3. Today, over time, planetary movementism only achieves the reinforced reproduction of the powers that be or largely cosmetic changes that can turn out to be worse than what one revolted against in the first place. Mubarak went, but Al-Sisi, who replaced him, is another (possibly worse) version of military power. In the end, China’s grip on Hong Kong has been reinforced, with laws more in line with the ones prevailing in Beijing, and massive arrests of activists. The religious camarilla in Iran is intact. The most active reactionaries, like Modi or Bolsonaro, or the Polish clerical clique, are in fine shape, thank you very much. And little Macron, with 43% favourability ratings, is in much better electoral health today – not just compared to the beginning of the struggles and movements, but even by contrast with his predecessors whom, whether we’re talking about the very reactionary Sarkozy, or the ersatz very socialist Hollande, who, after the same length of their presidential term, were barely managing around 20% in terms of positive opinion.

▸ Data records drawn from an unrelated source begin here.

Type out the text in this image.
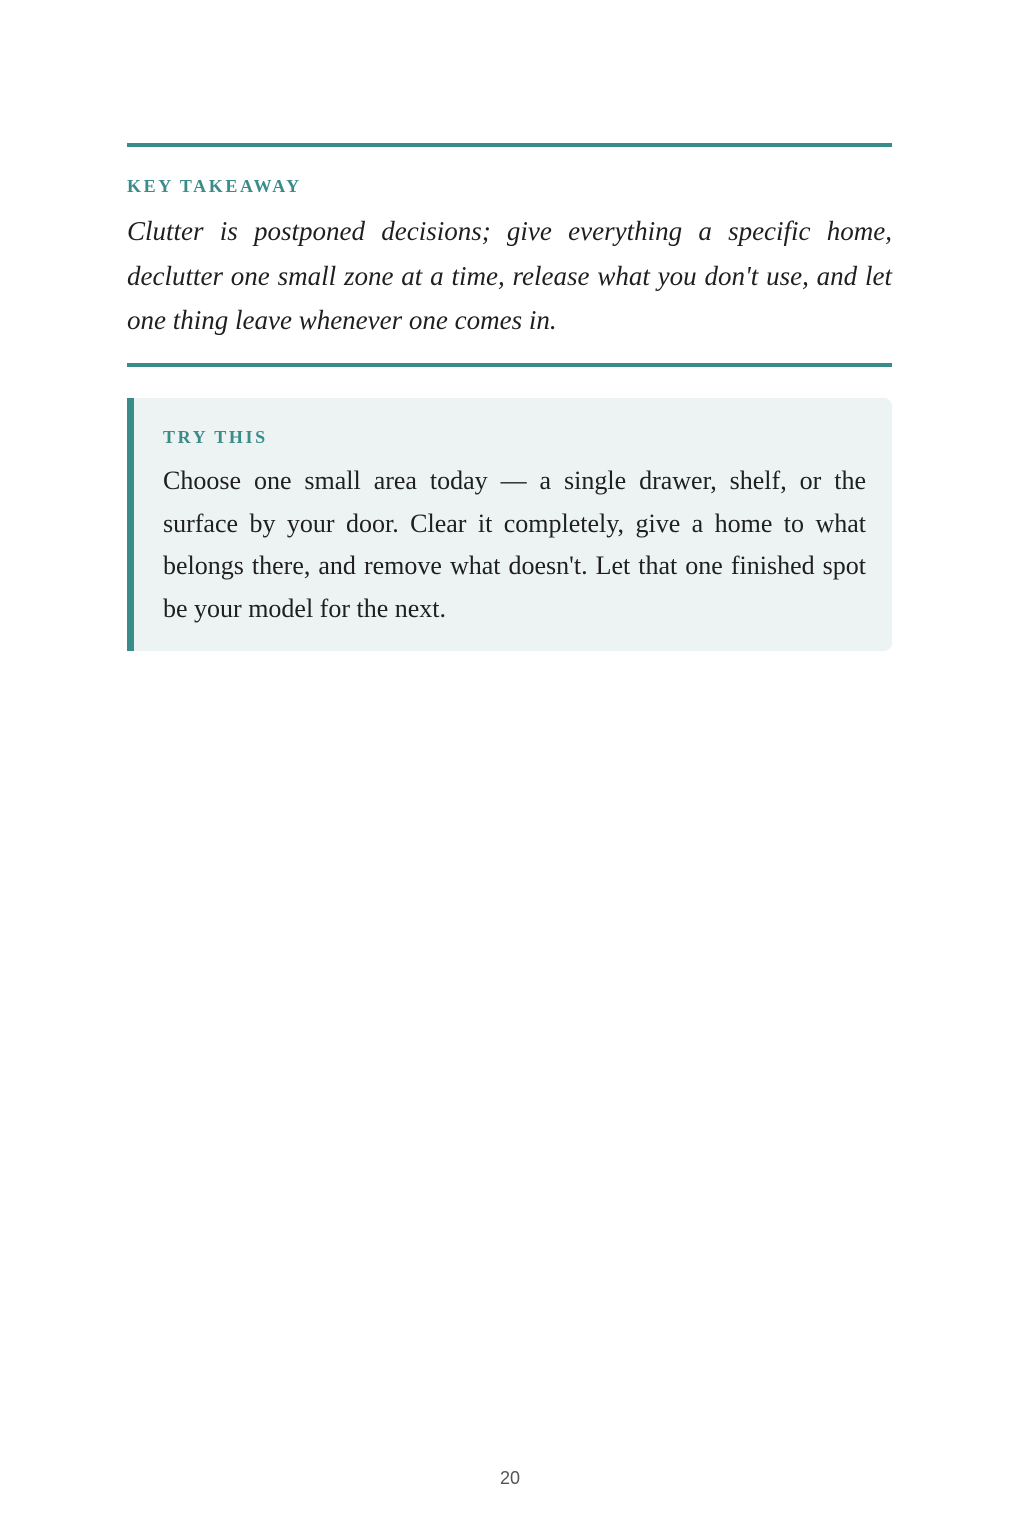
KEY TAKEAWAY

Clutter is postponed decisions; give everything a specific home, declutter one small zone at a time, release what you don't use, and let one thing leave whenever one comes in.

TRY THIS

Choose one small area today — a single drawer, shelf, or the surface by your door. Clear it completely, give a home to what belongs there, and remove what doesn't. Let that one finished spot be your model for the next.

20
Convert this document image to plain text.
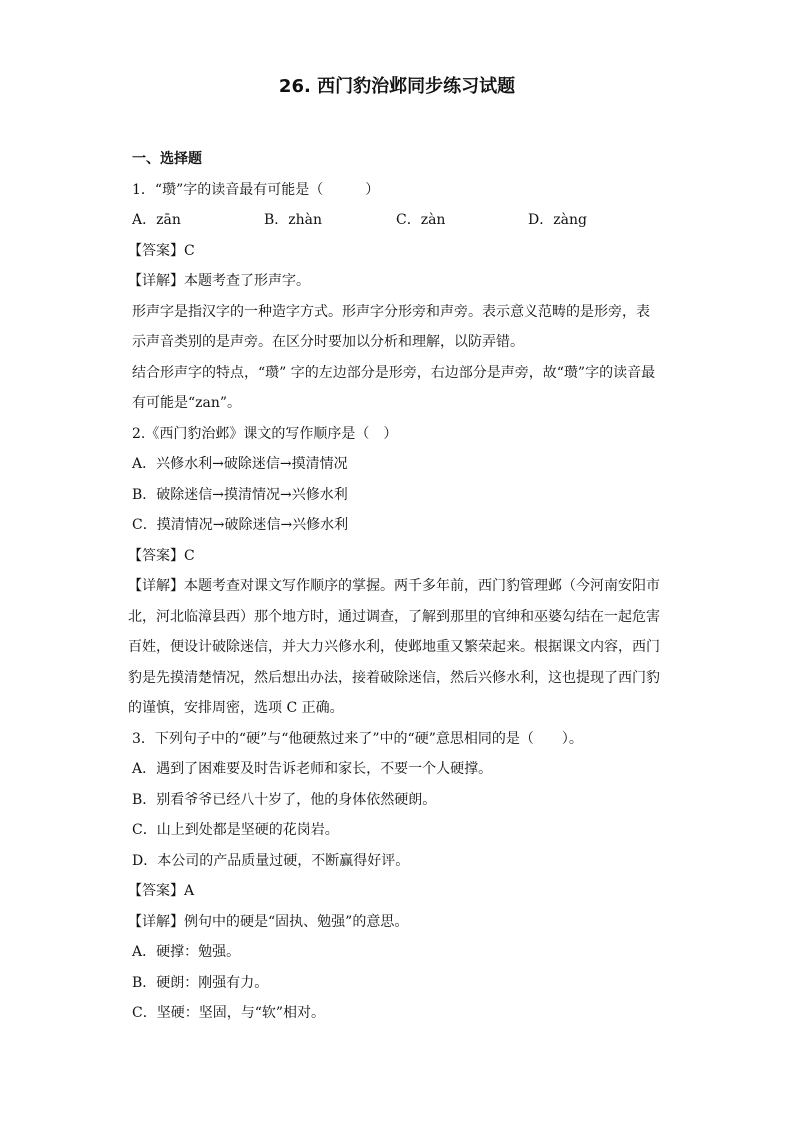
26. 西门豹治邺同步练习试题
一、选择题
1．“瓒”字的读音最有可能是（　　　）
A．zān	B．zhàn	C．zàn	D．zàng
【答案】C
【详解】本题考查了形声字。
形声字是指汉字的一种造字方式。形声字分形旁和声旁。表示意义范畴的是形旁，表示声音类别的是声旁。在区分时要加以分析和理解，以防弄错。
结合形声字的特点，“瓒” 字的左边部分是形旁，右边部分是声旁，故“瓒”字的读音最有可能是“zan”。
2.《西门豹治邺》课文的写作顺序是（　）
A．兴修水利→破除迷信→摸清情况
B．破除迷信→摸清情况→兴修水利
C．摸清情况→破除迷信→兴修水利
【答案】C
【详解】本题考查对课文写作顺序的掌握。两千多年前，西门豹管理邺（今河南安阳市北，河北临漳县西）那个地方时，通过调查，了解到那里的官绅和巫婆勾结在一起危害百姓，便设计破除迷信，并大力兴修水利，使邺地重又繁荣起来。根据课文内容，西门豹是先摸清楚情况，然后想出办法，接着破除迷信，然后兴修水利，这也提现了西门豹的谨慎，安排周密，选项 C 正确。
3．下列句子中的“硬”与“他硬熬过来了”中的“硬”意思相同的是（　　）。
A．遇到了困难要及时告诉老师和家长，不要一个人硬撑。
B．别看爷爷已经八十岁了，他的身体依然硬朗。
C．山上到处都是坚硬的花岗岩。
D．本公司的产品质量过硬，不断赢得好评。
【答案】A
【详解】例句中的硬是“固执、勉强”的意思。
A．硬撑：勉强。
B．硬朗：刚强有力。
C．坚硬：坚固，与“软”相对。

A historical comparison springs to mind here. In the years between 1847 and 1850, there were, across large swathes of Europe, great movements of workers and students, great mass risings, against the despotic order established after the Restoration of 1815 and shrewdly consolidated after the French revolution of 1830. Lacking a firm idea of what – beyond a fervid negation – could represent an essentially different politics, all the furore of the revolutions of 1848 only served to introduce a new regressive sequence. In particular, the French balance sheet was the endless reign of a typical proxy for emergent capitalism, Napoleon III, a.k.a., according to Victor Hugo, Napoleon the Little.
However, in 1848, Marx and Engels, who had taken part in the German uprisings, drew the lessons from this entire affair, both in texts of historical analysis – like the pamphlet entitled Class Struggles in France – and in that finally affirmative handbook, which described – in some sense for eternity – what an entirely new politics must be, and whose title is Manifesto of the Communist Party. It is around this affirmative construction, bearing the ‘manifesto’ of a Party that does not exist but must, that begins, in the long run, another history of politics. Marx will reoffend twenty-three years later, by drawing the lessons of an admirable attempt that, notwithstanding its heroic defensive stance, once again lacked the effective organisation of its affirmative unity, namely the Paris Commune.

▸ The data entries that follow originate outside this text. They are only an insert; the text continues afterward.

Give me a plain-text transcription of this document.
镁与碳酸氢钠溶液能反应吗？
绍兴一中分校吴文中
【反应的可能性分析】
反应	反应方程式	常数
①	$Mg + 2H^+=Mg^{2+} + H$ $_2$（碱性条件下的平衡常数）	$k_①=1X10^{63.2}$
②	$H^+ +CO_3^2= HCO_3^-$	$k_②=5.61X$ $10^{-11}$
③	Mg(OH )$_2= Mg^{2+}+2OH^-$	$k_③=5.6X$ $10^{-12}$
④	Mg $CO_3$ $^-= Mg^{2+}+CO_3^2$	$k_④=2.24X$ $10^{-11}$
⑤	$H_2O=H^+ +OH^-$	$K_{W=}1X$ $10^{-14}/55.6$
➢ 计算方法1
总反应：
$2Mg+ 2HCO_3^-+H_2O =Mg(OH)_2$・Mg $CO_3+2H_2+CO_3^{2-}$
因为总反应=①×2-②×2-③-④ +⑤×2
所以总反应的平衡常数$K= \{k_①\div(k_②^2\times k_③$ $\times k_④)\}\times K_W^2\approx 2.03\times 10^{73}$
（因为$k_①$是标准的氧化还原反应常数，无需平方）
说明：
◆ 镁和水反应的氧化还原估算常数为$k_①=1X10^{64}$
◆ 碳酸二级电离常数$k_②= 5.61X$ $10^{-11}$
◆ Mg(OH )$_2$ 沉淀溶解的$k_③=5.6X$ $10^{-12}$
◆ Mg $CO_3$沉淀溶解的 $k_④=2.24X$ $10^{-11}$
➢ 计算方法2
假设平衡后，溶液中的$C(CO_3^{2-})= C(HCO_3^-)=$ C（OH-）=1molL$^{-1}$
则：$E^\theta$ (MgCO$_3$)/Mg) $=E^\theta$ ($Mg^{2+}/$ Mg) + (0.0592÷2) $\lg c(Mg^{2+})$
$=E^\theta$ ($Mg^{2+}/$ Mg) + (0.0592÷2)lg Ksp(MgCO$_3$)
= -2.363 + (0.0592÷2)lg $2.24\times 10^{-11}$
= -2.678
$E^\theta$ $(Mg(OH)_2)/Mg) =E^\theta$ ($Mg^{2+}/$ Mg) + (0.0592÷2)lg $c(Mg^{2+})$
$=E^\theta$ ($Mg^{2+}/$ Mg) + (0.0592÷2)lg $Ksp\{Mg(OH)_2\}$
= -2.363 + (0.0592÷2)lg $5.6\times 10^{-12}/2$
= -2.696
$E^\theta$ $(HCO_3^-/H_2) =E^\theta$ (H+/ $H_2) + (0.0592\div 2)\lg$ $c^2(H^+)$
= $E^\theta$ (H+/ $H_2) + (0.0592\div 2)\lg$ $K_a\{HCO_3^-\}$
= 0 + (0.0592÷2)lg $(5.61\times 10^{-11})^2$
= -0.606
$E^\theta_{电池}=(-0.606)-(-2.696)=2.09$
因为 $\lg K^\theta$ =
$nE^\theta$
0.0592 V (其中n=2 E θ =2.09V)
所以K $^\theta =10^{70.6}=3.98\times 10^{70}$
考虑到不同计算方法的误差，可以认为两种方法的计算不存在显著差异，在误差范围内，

Needless to say, our circumstances are quite different! But I believe that everything today turns around the need for negative slogans and defensive actions finally to be subordinated to a clear and synthetic vision of our own objectives. And I am convinced that in order to achieve this, we must in any case recall that which Marx declared to be the kernel of his thought. A kernel that is of course negative in its turn, but at a scale such that it can only be supported by a grandiose affirmation. I am referring to the slogan ‘the abolition of private property’.
Taking a closer look, slogans such as ‘defend our freedoms’ or ‘stop police violence’ are, strictly speaking, conservative. The first implies that we enjoy, within the status quo, true freedoms that must be defended, while our central problem should instead be that without equality, freedom is but a lure. How could the nomadic proletarian deprived of legal papers, and whose arrival here is but a cruel epic, call herself ‘free’ in the same sense as the billionaire who holds real power, the owner of a private jet and of its pilot, protected by the electoral decoy of his proxies working within the state? And how could any coherent revolutionaries imagine – if they do indeed entertain the affirmative and rational desire of a world other than the one they contest – that the police of the established powers can always be friendly, courteous and peaceful? That it might say to the rebels, some of them masked and armed: ‘The path to the Elysée palace? The great gate, on the street to the right.’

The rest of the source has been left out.